Northland sale underlines mall sector recovery
THE $496 million sale of a 50% stake in Northland Shopping Centre, Victoria, last week marked a full recovery in the large retail mall sector.
The share offloaded by Canada Pension Plan Investment Fund to GPT Wholesale Shopping Centre Fund was the biggest single retail centre deal since the global financial crisis of 2008.
Selling agents Colliers International said it was also the largest transaction in any commercial property asset class so far this year.
Northland is 11km north of Melbourne’s CBD and covers 92,380 sqm, with parking for 4800 cars in the gentrifying suburb of Preston.
Colonial First State Property Retail owns the other half of the centre, which is anchored by a Myer department store and is home to 300 specialty shops and a large cinema complex.
Currently trending is a strong demand for “fortress-style assets”, according to Colliers’ national director of Retail Investment Services, Lachlan MacGillivray.
“There is limited opportunity to buy assets of the size and quality of Norlthland, and we estimate that there is in excess of $10 billion of available capital, both domestically and internationally, chasing major retail centres in Australia,” Mr MacGillivray says.
Meanwhile, the latest retail survey by JLL shows centre managers are moderately positive about the economic outlook despite consumer sentiment having declined 9% since November last year.
The survey of 116 centres around Australia revealed most of them reported positive growth, thanks largely to major tenants such as supermarkets, although specialty retailers continued to struggle.
The flat result since the last quarterly survey has made it difficult to identify whether a sustainable recovery in the shopping centre sector has begun yet.
THE Property Council of Australia has welcomed the Victorian Government’s green light for a sell-off of surplus land adjoining 10 railway stations in the metropolitan area during the next five years.
The sale is estimated to raise $1 billion for state coffers.
The biggest development earmarked is at a site to the east of Federation Square, followed by projects at Werribee East, Coburg, Maribyrnong Defence site, Richmond at Victoria Park.

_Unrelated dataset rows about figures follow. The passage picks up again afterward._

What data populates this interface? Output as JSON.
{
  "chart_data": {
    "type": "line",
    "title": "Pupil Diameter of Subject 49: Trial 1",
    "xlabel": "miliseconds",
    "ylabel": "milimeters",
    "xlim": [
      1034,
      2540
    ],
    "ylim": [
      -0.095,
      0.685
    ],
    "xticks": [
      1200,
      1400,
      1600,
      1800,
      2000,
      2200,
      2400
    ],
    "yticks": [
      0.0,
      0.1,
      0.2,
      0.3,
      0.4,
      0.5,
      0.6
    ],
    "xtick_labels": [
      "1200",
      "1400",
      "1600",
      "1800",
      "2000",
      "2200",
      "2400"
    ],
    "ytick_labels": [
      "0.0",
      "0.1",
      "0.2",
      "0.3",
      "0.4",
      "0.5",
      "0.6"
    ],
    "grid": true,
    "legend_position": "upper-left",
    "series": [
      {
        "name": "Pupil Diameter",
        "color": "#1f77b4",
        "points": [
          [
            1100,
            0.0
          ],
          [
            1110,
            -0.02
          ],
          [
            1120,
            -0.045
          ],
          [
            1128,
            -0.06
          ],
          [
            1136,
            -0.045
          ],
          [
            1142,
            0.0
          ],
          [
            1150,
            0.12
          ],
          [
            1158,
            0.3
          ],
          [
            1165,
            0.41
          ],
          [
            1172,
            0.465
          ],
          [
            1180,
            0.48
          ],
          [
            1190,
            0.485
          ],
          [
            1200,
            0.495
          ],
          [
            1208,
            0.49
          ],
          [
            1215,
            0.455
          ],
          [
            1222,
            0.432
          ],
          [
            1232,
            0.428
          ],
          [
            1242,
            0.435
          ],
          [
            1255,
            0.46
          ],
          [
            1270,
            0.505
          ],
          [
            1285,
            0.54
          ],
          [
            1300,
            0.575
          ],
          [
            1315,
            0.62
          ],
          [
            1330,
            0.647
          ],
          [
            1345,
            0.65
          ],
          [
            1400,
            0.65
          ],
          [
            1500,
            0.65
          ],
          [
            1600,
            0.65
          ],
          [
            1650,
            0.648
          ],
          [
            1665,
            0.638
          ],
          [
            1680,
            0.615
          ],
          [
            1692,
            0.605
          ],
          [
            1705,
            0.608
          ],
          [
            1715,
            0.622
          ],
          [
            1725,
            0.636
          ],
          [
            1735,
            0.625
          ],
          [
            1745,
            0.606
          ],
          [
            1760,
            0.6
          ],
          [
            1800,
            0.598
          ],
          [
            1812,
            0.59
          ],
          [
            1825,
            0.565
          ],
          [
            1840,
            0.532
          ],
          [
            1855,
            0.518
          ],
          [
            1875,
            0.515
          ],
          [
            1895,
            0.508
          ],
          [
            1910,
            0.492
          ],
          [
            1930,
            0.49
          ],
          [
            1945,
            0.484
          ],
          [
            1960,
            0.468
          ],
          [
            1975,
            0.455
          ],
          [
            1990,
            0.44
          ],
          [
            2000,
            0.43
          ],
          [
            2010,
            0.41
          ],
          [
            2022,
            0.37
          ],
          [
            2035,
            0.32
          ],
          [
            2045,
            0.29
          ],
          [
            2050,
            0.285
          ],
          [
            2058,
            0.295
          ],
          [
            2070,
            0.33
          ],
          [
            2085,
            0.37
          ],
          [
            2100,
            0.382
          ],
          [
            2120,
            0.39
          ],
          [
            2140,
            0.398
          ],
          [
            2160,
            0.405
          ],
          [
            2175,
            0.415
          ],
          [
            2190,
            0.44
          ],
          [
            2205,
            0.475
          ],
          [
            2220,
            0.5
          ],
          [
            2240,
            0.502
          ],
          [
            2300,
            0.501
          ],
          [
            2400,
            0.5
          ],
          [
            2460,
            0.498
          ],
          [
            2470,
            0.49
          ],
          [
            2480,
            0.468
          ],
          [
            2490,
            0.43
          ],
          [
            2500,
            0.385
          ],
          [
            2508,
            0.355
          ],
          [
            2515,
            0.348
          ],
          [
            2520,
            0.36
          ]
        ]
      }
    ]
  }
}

The Property Council will continue to lobby for the Victorian Government to privatise other land holdings including empty school sites and non-transport related vacant buildings and land.
Already on the market is real estate next to Jewell and Hampton stations, with more land around Alphington likely to be released this year.
THE Queensland government has released a blueprint for the development of a Commonwealth Games village to be built by Grocon at Southport, on the Gold Coast.
The 29 hectare site will be home to 6500 athletes and officials at the 2018 Games.
One of the largest urban renewal projects undertaken by the Queensland government, construction of the village is estimated to generate 1500 jobs and inject $500 million into the local economy.
A STELLAR yield of just 1.88% was recorded for the bumper $3.61 million sale of a café at 88 Kingsway in the bustling Glen Waverley shopping centre last week.
The 168 sqm property on 190 sqm of land returns $68,000 in rent a year. Agents Savills said a local investor bought the shop.
A NEW land value record for Melbourne CBD real estate was set when a Chinese-based buyer paid $5.6 million for the property at 337-339 LaTrobe St.
The transaction clocked $18,600 per square metre, making it the most expensive site in the city on the basis of sqm value. A three-level office and retail building sits on the 301 sqm site.
Savills’ city sales director Nick Peden says the price is “relatively cheap when compared to the major cities of China, Malaysia and Singapore’’.
Some 19 parties bid in the sales process for the centrally located site with three street frontages, which Savills says has good development potential.